© Patricia Hoeppe ‚Performed City’, Performance Press International Berlin 2015, p. 247 f. )
‚Performative-Social Feedback
The ethnologist and anthropologist Victor Turner and the theater director Richard Schechner explain the impact that process-oriented and action-oriented Performance Art has on social and community issues by means of their diagram „social drama – performative drama“ which illustrates a feedback-loop.

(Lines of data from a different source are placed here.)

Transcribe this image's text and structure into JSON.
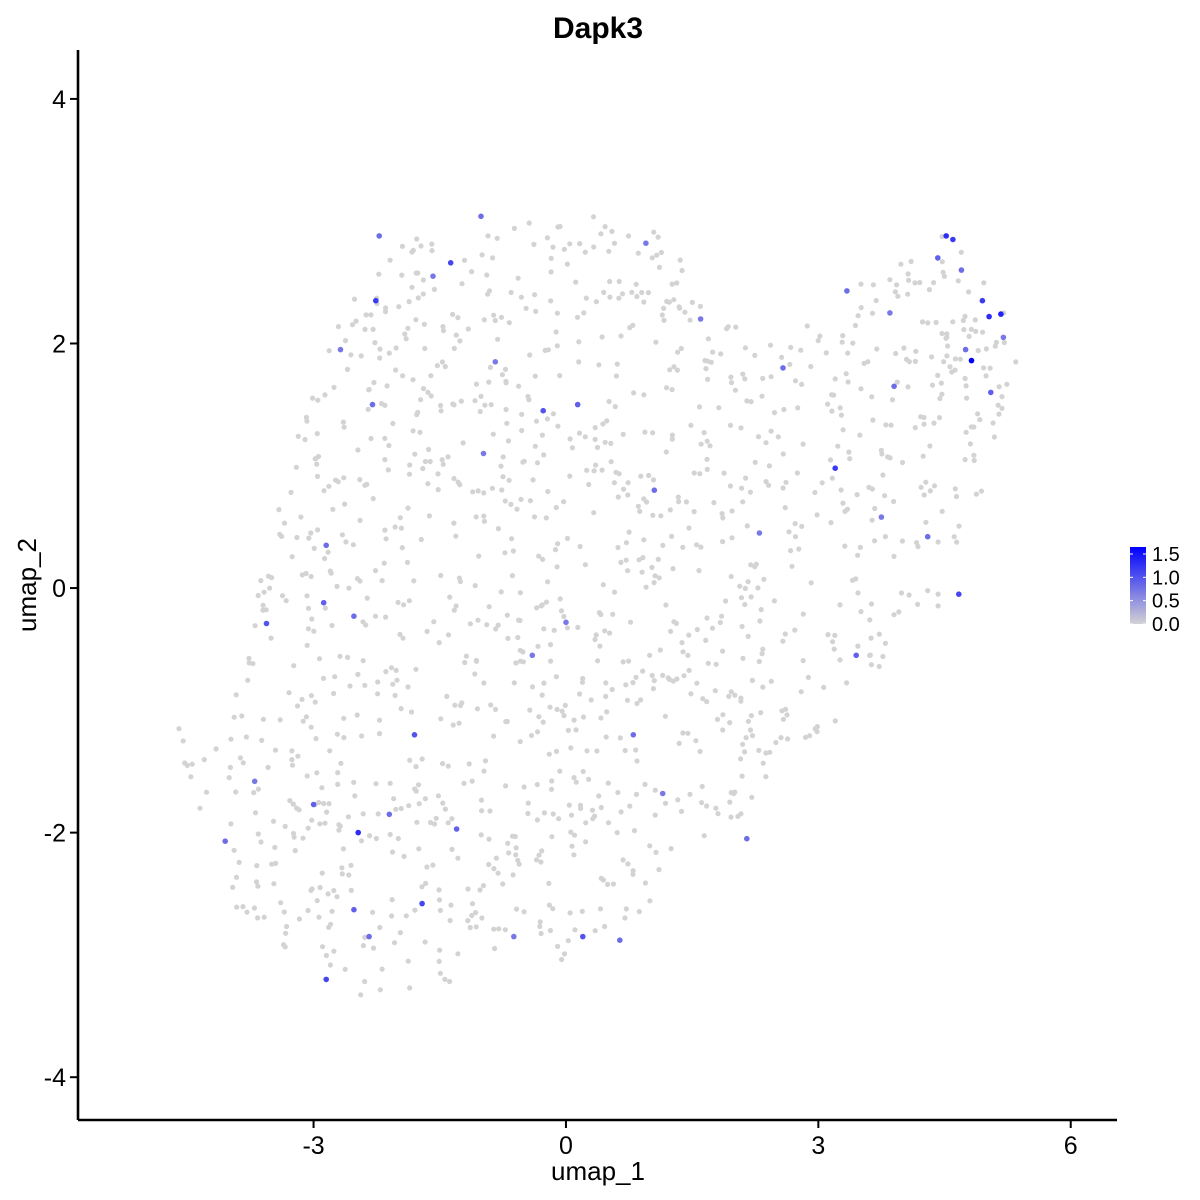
{
  "chart_data": {
    "type": "scatter",
    "title": "Dapk3",
    "xlabel": "umap_1",
    "ylabel": "umap_2",
    "xlim": [
      -5.8,
      6.55
    ],
    "ylim": [
      -4.35,
      4.4
    ],
    "x_ticks": [
      -3,
      0,
      3,
      6
    ],
    "y_ticks": [
      -4,
      -2,
      0,
      2,
      4
    ],
    "x_tick_labels": [
      "-3",
      "0",
      "3",
      "6"
    ],
    "y_tick_labels": [
      "-4",
      "-2",
      "0",
      "2",
      "4"
    ],
    "grid": false,
    "legend": {
      "placement": "right",
      "type": "colorbar",
      "min": 0.0,
      "max": 1.65,
      "tick_values": [
        0.0,
        0.5,
        1.0,
        1.5
      ],
      "tick_labels": [
        "0.0",
        "0.5",
        "1.0",
        "1.5"
      ],
      "low_color": "#d3d3d3",
      "high_color": "#0000ff"
    },
    "points": [
      {
        "x": 4.82,
        "y": 1.86,
        "v": 1.65
      },
      {
        "x": 5.17,
        "y": 2.24,
        "v": 1.4
      },
      {
        "x": 5.03,
        "y": 2.22,
        "v": 1.3
      },
      {
        "x": 4.95,
        "y": 2.35,
        "v": 1.2
      },
      {
        "x": 4.52,
        "y": 2.88,
        "v": 1.3
      },
      {
        "x": 4.6,
        "y": 2.85,
        "v": 1.2
      },
      {
        "x": 4.42,
        "y": 2.7,
        "v": 0.9
      },
      {
        "x": 4.7,
        "y": 2.6,
        "v": 0.8
      },
      {
        "x": 4.75,
        "y": 1.95,
        "v": 0.8
      },
      {
        "x": 5.2,
        "y": 2.05,
        "v": 0.7
      },
      {
        "x": 5.05,
        "y": 1.6,
        "v": 0.9
      },
      {
        "x": 3.2,
        "y": 0.98,
        "v": 1.2
      },
      {
        "x": 3.45,
        "y": -0.55,
        "v": 0.9
      },
      {
        "x": 4.67,
        "y": -0.05,
        "v": 1.1
      },
      {
        "x": 4.3,
        "y": 0.42,
        "v": 0.8
      },
      {
        "x": 2.15,
        "y": -2.05,
        "v": 0.8
      },
      {
        "x": 1.6,
        "y": 2.2,
        "v": 0.7
      },
      {
        "x": -1.37,
        "y": 2.66,
        "v": 1.1
      },
      {
        "x": -1.01,
        "y": 3.04,
        "v": 0.8
      },
      {
        "x": -2.26,
        "y": 2.35,
        "v": 1.2
      },
      {
        "x": -2.22,
        "y": 2.88,
        "v": 0.8
      },
      {
        "x": -2.68,
        "y": 1.95,
        "v": 0.7
      },
      {
        "x": -2.3,
        "y": 1.5,
        "v": 0.8
      },
      {
        "x": -0.27,
        "y": 1.45,
        "v": 1.0
      },
      {
        "x": 0.14,
        "y": 1.5,
        "v": 0.9
      },
      {
        "x": -0.98,
        "y": 1.1,
        "v": 0.7
      },
      {
        "x": -2.85,
        "y": 0.35,
        "v": 0.8
      },
      {
        "x": -3.56,
        "y": -0.29,
        "v": 1.0
      },
      {
        "x": -2.88,
        "y": -0.12,
        "v": 0.9
      },
      {
        "x": -2.52,
        "y": -0.23,
        "v": 0.8
      },
      {
        "x": -2.47,
        "y": -2.0,
        "v": 1.3
      },
      {
        "x": -2.52,
        "y": -2.63,
        "v": 0.9
      },
      {
        "x": -2.85,
        "y": -3.2,
        "v": 1.1
      },
      {
        "x": -2.34,
        "y": -2.85,
        "v": 0.8
      },
      {
        "x": -1.71,
        "y": -2.58,
        "v": 1.1
      },
      {
        "x": -1.8,
        "y": -1.2,
        "v": 1.0
      },
      {
        "x": -1.3,
        "y": -1.97,
        "v": 0.9
      },
      {
        "x": -0.62,
        "y": -2.85,
        "v": 0.7
      },
      {
        "x": 0.2,
        "y": -2.85,
        "v": 1.0
      },
      {
        "x": 0.64,
        "y": -2.88,
        "v": 0.8
      },
      {
        "x": 1.15,
        "y": -1.68,
        "v": 0.7
      },
      {
        "x": 0.8,
        "y": -1.2,
        "v": 0.8
      },
      {
        "x": -4.05,
        "y": -2.07,
        "v": 0.8
      },
      {
        "x": -3.7,
        "y": -1.58,
        "v": 0.7
      },
      {
        "x": -3.0,
        "y": -1.77,
        "v": 0.9
      },
      {
        "x": -2.1,
        "y": -1.85,
        "v": 0.8
      },
      {
        "x": -0.4,
        "y": -0.55,
        "v": 0.7
      },
      {
        "x": 0.0,
        "y": -0.28,
        "v": 0.7
      },
      {
        "x": 2.58,
        "y": 1.8,
        "v": 0.8
      },
      {
        "x": 3.34,
        "y": 2.43,
        "v": 0.8
      },
      {
        "x": 3.9,
        "y": 1.65,
        "v": 0.8
      },
      {
        "x": 3.75,
        "y": 0.58,
        "v": 0.7
      },
      {
        "x": 2.3,
        "y": 0.45,
        "v": 0.7
      },
      {
        "x": 1.05,
        "y": 0.8,
        "v": 0.8
      },
      {
        "x": -0.84,
        "y": 1.85,
        "v": 0.7
      },
      {
        "x": -1.58,
        "y": 2.55,
        "v": 0.7
      },
      {
        "x": 0.95,
        "y": 2.82,
        "v": 0.7
      },
      {
        "x": 3.85,
        "y": 2.25,
        "v": 0.7
      }
    ],
    "background_color": "#d3d3d3"
  }
}
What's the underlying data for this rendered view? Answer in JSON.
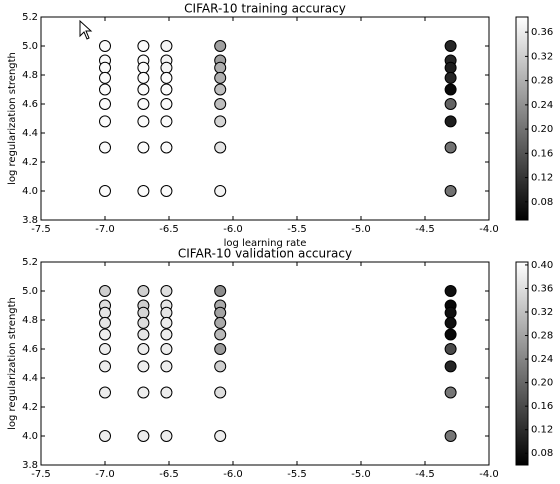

The faculty of „Performance Studies“ NYU/ TISCH School of Arts developed by them in 1967 in New York, USA as an interdisciplinary research field, has since then considered performance actions in dealing with social issues and examined the interactions between the two. Turner discovered that in times of societal insecurity and change, symbols and ritual-like activities in the form of artistic performances help in rebuilding community. A laminale phase, which everyone manages to get through together, is especially conducive to the creation of a new mutual identity. This is one of the impacts Performance Art has on settling society.
Richard Schechner represents the energy, which flows from the artistic into the social and from the social into the artistic as an aesthetic-dramatic feedback loop. This concept is applied here to the performative-social situation and its social and individual impact can be understood as larger or smaller loops. One can begin reading the feedback at any point in the loop. We begin with the visible and consciously perceptible social and political acts (x). After a duration of being presence this then reaches the unconscious. Its impact continues working there. It raises questions and simultaneously holds the solution. Its aesthetic structure is an inherent part of the artistic theme. In the light of current events, the performance artist is able to form questions and develop solutions in the form of performative settlings for the issues, which have found their way from the unconscious to the conscious, which are performed on the stage of every day life. The artistic performative event can be consciously perceived by society – and then after being present for a time, it sinks down again into societal unconsciousness. The performative-aesthetic experiences continue to have an effect in the depths of the unconscious. These experiences, having gone through the depths of the unconscious, bring about transformation. With time, that which was performatively settled works its way up through different levels and layers back into the conscious and demands a political, social and communal re-action. After a reality-constituting settling it sinks down again. Perhaps it will come up again into the conscious if a similarly controversial social issue ever comes up. If, at this sensitive moment, a performative impulse is once again settled, that society can continue to develop further.
The reason why Performance Art and social issues have such direct access to each other may have something to do with the phenomena of the structural identity. Rudolf Arnheim, a gestalt psychologist, describes it so: „Thus, for example, a person‘s mood can be expressed physically through a similar physical movement. A dancer‘s gestures of the laundry moving gently in a breeze can contain the same structural traits as a mood or a conceptual connection, which the observer is able to recognize in these movements.“ Performance actions, dealing with artistic-performative settlings of social and political issues, open up spaces of reality where it is possible to transform social situations on a continuous basis. This, in turn, has a sustainable impact on Performance Art.‘
[Master’s program concept]
The concept of the Master’s program ‚Performative Arts in Social Fields‘ for the Frankfurt University of Applied Sciences was developed 2012-16 by Prof. Patricia Ines Hoeppe. It is based on her artistic research Performed City and the understanding of socio-performative feedbacks. She explicitly distances herself from its current description and implementation.




Our society and culture are undergoing a transformation. Social and societal situations require citizens in democracies to exhibit a high degree of flexibility. Culture and society are fundamentally constituted through our actions and performances—particularly in relation to everyday events. These are referred to as ‚Cultural Performances‚.
Performative Arts have the potential to open spaces of possibility and initiate negotiation processes that directly impact social fields and the realities encountered within them. In the Master’s program, art projects are specifically conceptualized and implemented for cultural, social, and political contexts, with the aim of initiating solutions for challenging and problematic situations.